The foregoing records comprise the details of the accounting.

On the other hand, basic cooperative record keeping file has 12 related records, namely:

  • Order Record.
  • Receiving Record.
  • Change of Price Record.
  • Record of Stores Credits.
  • Sales Record.
    • Disbursement   Record.
    • Invoice Record.
  • Weekly Summary and Statement.
  • Weekly Stock Statement.
  • Stock Balance Sheet.
  • Inventory Sheet, or Stock Sheets.
  • Turnover Register.
  • Margin Classification.

Let us engage in descriptive narratives for each of the basic records. 

  • Order Record keeps the manager posted on the quantities ordered, prices and terms quoted
  • Receiving Record deals with incoming merchandise Change of Price Record. 
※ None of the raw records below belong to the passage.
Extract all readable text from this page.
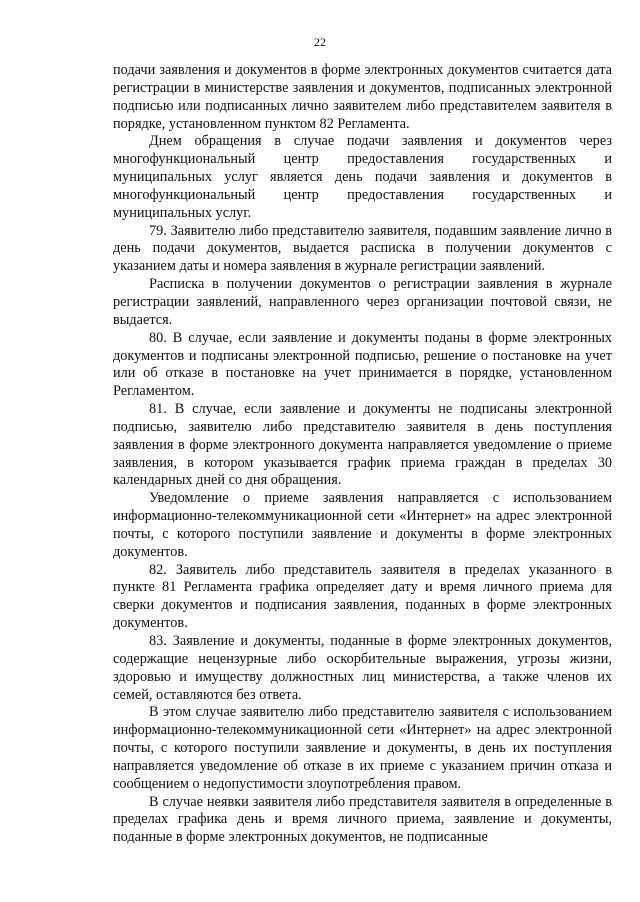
22

подачи заявления и документов в форме электронных документов считается дата регистрации в министерстве заявления и документов, подписанных электронной подписью или подписанных лично заявителем либо представителем заявителя в порядке, установленном пунктом 82 Регламента.

Днем обращения в случае подачи заявления и документов через многофункциональный центр предоставления государственных и муниципальных услуг является день подачи заявления и документов в многофункциональный центр предоставления государственных и муниципальных услуг.

79. Заявителю либо представителю заявителя, подавшим заявление лично в день подачи документов, выдается расписка в получении документов с указанием даты и номера заявления в журнале регистрации заявлений.

Расписка в получении документов о регистрации заявления в журнале регистрации заявлений, направленного через организации почтовой связи, не выдается.

80. В случае, если заявление и документы поданы в форме электронных документов и подписаны электронной подписью, решение о постановке на учет или об отказе в постановке на учет принимается в порядке, установленном Регламентом.

81. В случае, если заявление и документы не подписаны электронной подписью, заявителю либо представителю заявителя в день поступления заявления в форме электронного документа направляется уведомление о приеме заявления, в котором указывается график приема граждан в пределах 30 календарных дней со дня обращения.

Уведомление о приеме заявления направляется с использованием информационно-телекоммуникационной сети «Интернет» на адрес электронной почты, с которого поступили заявление и документы в форме электронных документов.

82. Заявитель либо представитель заявителя в пределах указанного в пункте 81 Регламента графика определяет дату и время личного приема для сверки документов и подписания заявления, поданных в форме электронных документов.

83. Заявление и документы, поданные в форме электронных документов, содержащие нецензурные либо оскорбительные выражения, угрозы жизни, здоровью и имуществу должностных лиц министерства, а также членов их семей, оставляются без ответа.

В этом случае заявителю либо представителю заявителя с использованием информационно-телекоммуникационной сети «Интернет» на адрес электронной почты, с которого поступили заявление и документы, в день их поступления направляется уведомление об отказе в их приеме с указанием причин отказа и сообщением о недопустимости злоупотребления правом.

В случае неявки заявителя либо представителя заявителя в определенные в пределах графика день и время личного приема, заявление и документы, поданные в форме электронных документов, не подписанные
The document provides for the recording and listing of goods on hand in creased or decreased in value by market changes.

  • Record of Stores Credits provides for goods destroyed, goods returned and shortage and error.
  • Sales Record & Disbursement Record documents daily sales totals, whether for cash and including possible credit.

Disbursement Record:  This records the disbursements of cash by the manager; these are classified as to wages, sundries and merchandise. Wherever possible, they should be backed up by original cash vouchers and numbered for identification.
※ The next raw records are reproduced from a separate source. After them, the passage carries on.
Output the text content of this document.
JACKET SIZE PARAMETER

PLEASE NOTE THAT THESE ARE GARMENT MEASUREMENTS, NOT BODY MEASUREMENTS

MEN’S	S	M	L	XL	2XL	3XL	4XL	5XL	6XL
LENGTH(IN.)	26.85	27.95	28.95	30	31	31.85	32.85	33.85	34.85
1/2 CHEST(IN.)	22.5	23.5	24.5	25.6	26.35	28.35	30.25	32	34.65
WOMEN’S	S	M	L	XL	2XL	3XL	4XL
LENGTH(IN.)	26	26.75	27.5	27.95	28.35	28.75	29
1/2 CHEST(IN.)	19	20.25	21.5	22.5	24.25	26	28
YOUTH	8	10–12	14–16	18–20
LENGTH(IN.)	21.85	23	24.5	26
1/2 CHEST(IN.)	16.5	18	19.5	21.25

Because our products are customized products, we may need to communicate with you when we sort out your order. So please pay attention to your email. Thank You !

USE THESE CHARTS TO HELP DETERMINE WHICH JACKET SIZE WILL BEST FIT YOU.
Merchandise bought for cash is not synonymous with expense items.

  • Invoice Record registers all incoming invoices and shows the gross and net amount of same with the deductions and allowances.
  • Weekly Summary and Statement is a summary of the weekly transactions as detailed in the different records.
  • Weekly Stock Statement groups the totals of the respective columns into debits and credits and shows the amount of merchandise stock on hand at the closing of the records.
  • Stock Balance Sheet is a debit and credit Statement of the totals involved in ascertaining the true condition of recorded values.
  • The Inventory or Stock is numerical arrangement form for easy and quick stock taking.
  • Turnover Register takes care of the actual turnover, both of volume and its quantity relationship to the total turnover, and the time rate, or speed of     turnover.
  • Margin Classification records gross profit obtainable on all articles. The “mark-up” on an article is determined by the prevailing retail price in the neighborhood, or current market rate. Essentially, Margin classes differ according to neighborhoods.

Last in the segments, we’ll now dwell on the endpoint of record-keeping; report generation.
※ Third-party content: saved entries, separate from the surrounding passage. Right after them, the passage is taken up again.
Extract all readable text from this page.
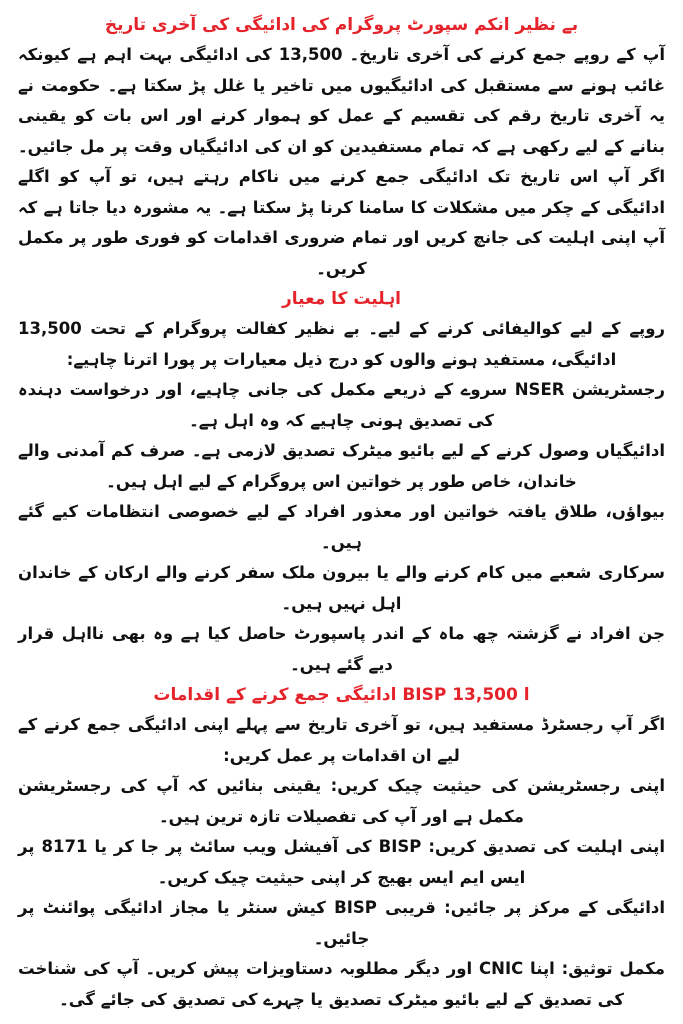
بے نظیر انکم سپورٹ پروگرام کی ادائیگی کی آخری تاریخ

آپ کے روپے جمع کرنے کی آخری تاریخ۔ 13,500 کی ادائیگی بہت اہم ہے کیونکہ غائب ہونے سے مستقبل کی ادائیگیوں میں تاخیر یا غلل پڑ سکتا ہے۔ حکومت نے یہ آخری تاریخ رقم کی تقسیم کے عمل کو ہموار کرنے اور اس بات کو یقینی بنانے کے لیے رکھی ہے کہ تمام مستفیدین کو ان کی ادائیگیاں وقت پر مل جائیں۔ اگر آپ اس تاریخ تک ادائیگی جمع کرنے میں ناکام رہتے ہیں، تو آپ کو اگلے ادائیگی کے چکر میں مشکلات کا سامنا کرنا پڑ سکتا ہے۔ یہ مشورہ دیا جاتا ہے کہ آپ اپنی اہلیت کی جانچ کریں اور تمام ضروری اقدامات کو فوری طور پر مکمل کریں۔

اہلیت کا معیار

روپے کے لیے کوالیفائی کرنے کے لیے۔ بے نظیر کفالت پروگرام کے تحت 13,500 ادائیگی، مستفید ہونے والوں کو درج ذیل معیارات پر پورا اترنا چاہیے:

رجسٹریشن NSER سروے کے ذریعے مکمل کی جانی چاہیے، اور درخواست دہندہ کی تصدیق ہونی چاہیے کہ وہ اہل ہے۔
ادائیگیاں وصول کرنے کے لیے بائیو میٹرک تصدیق لازمی ہے۔ صرف کم آمدنی والے خاندان، خاص طور پر خواتین اس پروگرام کے لیے اہل ہیں۔
بیواؤں، طلاق یافتہ خواتین اور معذور افراد کے لیے خصوصی انتظامات کیے گئے ہیں۔
سرکاری شعبے میں کام کرنے والے یا بیرون ملک سفر کرنے والے ارکان کے خاندان اہل نہیں ہیں۔
جن افراد نے گزشتہ چھ ماہ کے اندر پاسپورٹ حاصل کیا ہے وہ بھی نااہل قرار دیے گئے ہیں۔
ا BISP 13,500 ادائیگی جمع کرنے کے اقدامات

اگر آپ رجسٹرڈ مستفید ہیں، تو آخری تاریخ سے پہلے اپنی ادائیگی جمع کرنے کے لیے ان اقدامات پر عمل کریں:

اپنی رجسٹریشن کی حیثیت چیک کریں: یقینی بنائیں کہ آپ کی رجسٹریشن مکمل ہے اور آپ کی تفصیلات تازہ ترین ہیں۔
اپنی اہلیت کی تصدیق کریں: BISP کی آفیشل ویب سائٹ پر جا کر یا 8171 پر ایس ایم ایس بھیج کر اپنی حیثیت چیک کریں۔
ادائیگی کے مرکز پر جائیں: قریبی BISP کیش سنٹر یا مجاز ادائیگی پوائنٹ پر جائیں۔
مکمل توثیق: اپنا CNIC اور دیگر مطلوبہ دستاویزات پیش کریں۔ آپ کی شناخت کی تصدیق کے لیے بائیو میٹرک تصدیق یا چہرے کی تصدیق کی جائے گی۔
Reports generation are useful for understanding trend and are useful for analysis, diagnosis of the business (whether healthy, or otherwise). Predicting trend and consequences. Reports present basis for data comparison with prior periods and forecast projections.

There are various reports in cooperative accounting. The periodic operations report generated include: 

  • Operational Reports 
  • Daily collection report
  • Summary of Daily collection report 
  • Monthly collection report

Pre-collection list include:

Collection efficiency report Daily cash disbursement report Over-payment/withdrawal report Monthly loan released report Schedule of delinquents’ report Schedule of payments report Repayment report

  • General Ledger Reports Trial balance report, Financial condition report, Financial condition monthly Comparative Financial condition Yearly comparative
  • Subsidiary Ledger Reports Members’ master list, Members’ statement of account Members’ Subsidiary ledger statement, Subsidiary ledger status
  • Computation Reports
  • Savings interest computation report
  • Distribution of dividend and patronage refund report

The foregoing reports type are by no means exhaustive. In all, they help to put a hand on the pulse of the company and determine its states of well-being of the cooperative enterprise.